Le concept de "hub" international ouvert à Genève est en contradiction avec la politique nouvellement définie. L'ouverture de l'aéroport de Genève à toutes les compagnies aériennes étrangères aurait pour effet la perte de toute valeur de cet aéroport dans le cadre des négociations menées par la Suisse. Il s'agirait d'une prestation volontaire sans aucune contrepartie de la part des États qui en bénéficieraient. Ces considérations ont joué un rôle déterminant lorsque nous avons accordé récemment à la compagnie Gulf Air les droits de trafic en 5e liberté entre Genève et New York. Nous avons pu obtenir une réciprocité équivalente quant aux droits de trafic, aux capacités, à la sûreté, à la désignation des entreprises et aux redevances.

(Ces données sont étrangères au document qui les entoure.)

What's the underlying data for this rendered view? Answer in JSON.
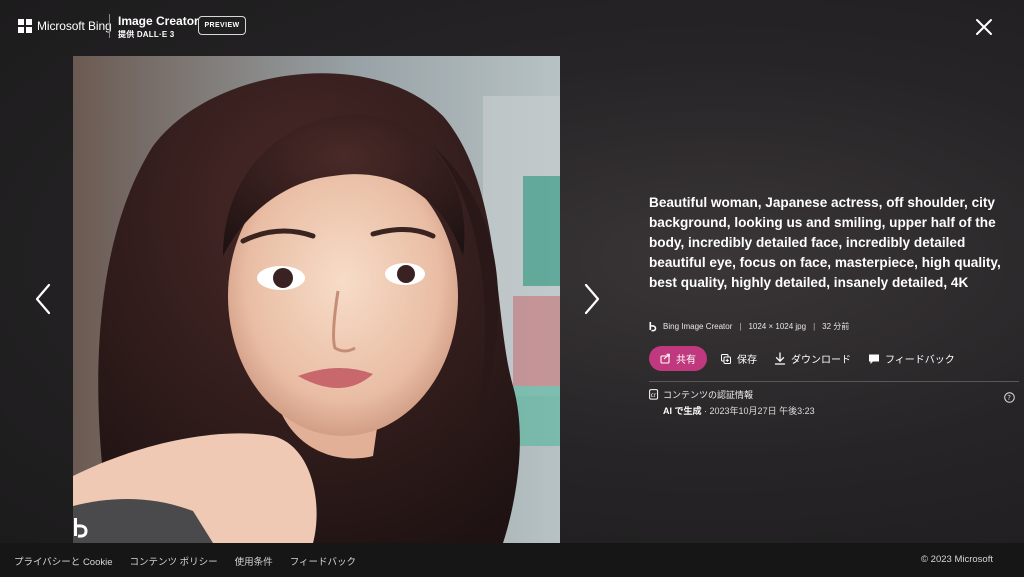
{
  "header": {
    "brand_label": "Microsoft Bing",
    "product_title": "Image Creator",
    "product_subtitle": "提供 DALL·E 3",
    "preview_badge": "PREVIEW",
    "icons": {
      "logo": "microsoft-logo-icon",
      "close": "close-icon"
    }
  },
  "image": {
    "alt": "Beautiful woman, Japanese actress, off shoulder, city background, looking us and smiling, upper half of the body, incredibly detailed face, incredibly detailed beautiful eye, focus on face, masterpiece, high quality, best quality, highly detailed, insanely detailed, 4K",
    "watermark_icon": "bing-watermark-icon"
  },
  "navigation": {
    "prev_icon": "chevron-left-icon",
    "next_icon": "chevron-right-icon"
  },
  "details": {
    "prompt": "Beautiful woman, Japanese actress, off shoulder, city background, looking us and smiling, upper half of the body, incredibly detailed face, incredibly detailed beautiful eye, focus on face, masterpiece, high quality, best quality, highly detailed, insanely detailed, 4K",
    "meta": {
      "source": "Bing Image Creator",
      "size": "1024 × 1024 jpg",
      "age": "32 分前"
    },
    "actions": {
      "share": "共有",
      "save": "保存",
      "download": "ダウンロード",
      "feedback": "フィードバック"
    },
    "credentials": {
      "title": "コンテンツの認証情報",
      "generated_label": "AI で生成",
      "generated_date": "· 2023年10月27日 午後3:23"
    }
  },
  "footer": {
    "links": [
      "プライバシーと Cookie",
      "コンテンツ ポリシー",
      "使用条件",
      "フィードバック"
    ],
    "copyright": "© 2023 Microsoft"
  },
  "colors": {
    "accent": "#c0397e",
    "background": "#262426",
    "footer": "#161616"
  }
}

Il convient également de relever que la France dispose de plusieurs aéroports internationaux, alors que notre pays n'en compte que trois. L'ouverture de l'aéroport de Strasbourg n'a par ailleurs jamais été complète ; limitée dans une première phase aux États membres de la CE, elle fut étendue en 1981 aux membres du Conseil de l'Europe. Il n'y a pas eu d'ouverture ultérieure.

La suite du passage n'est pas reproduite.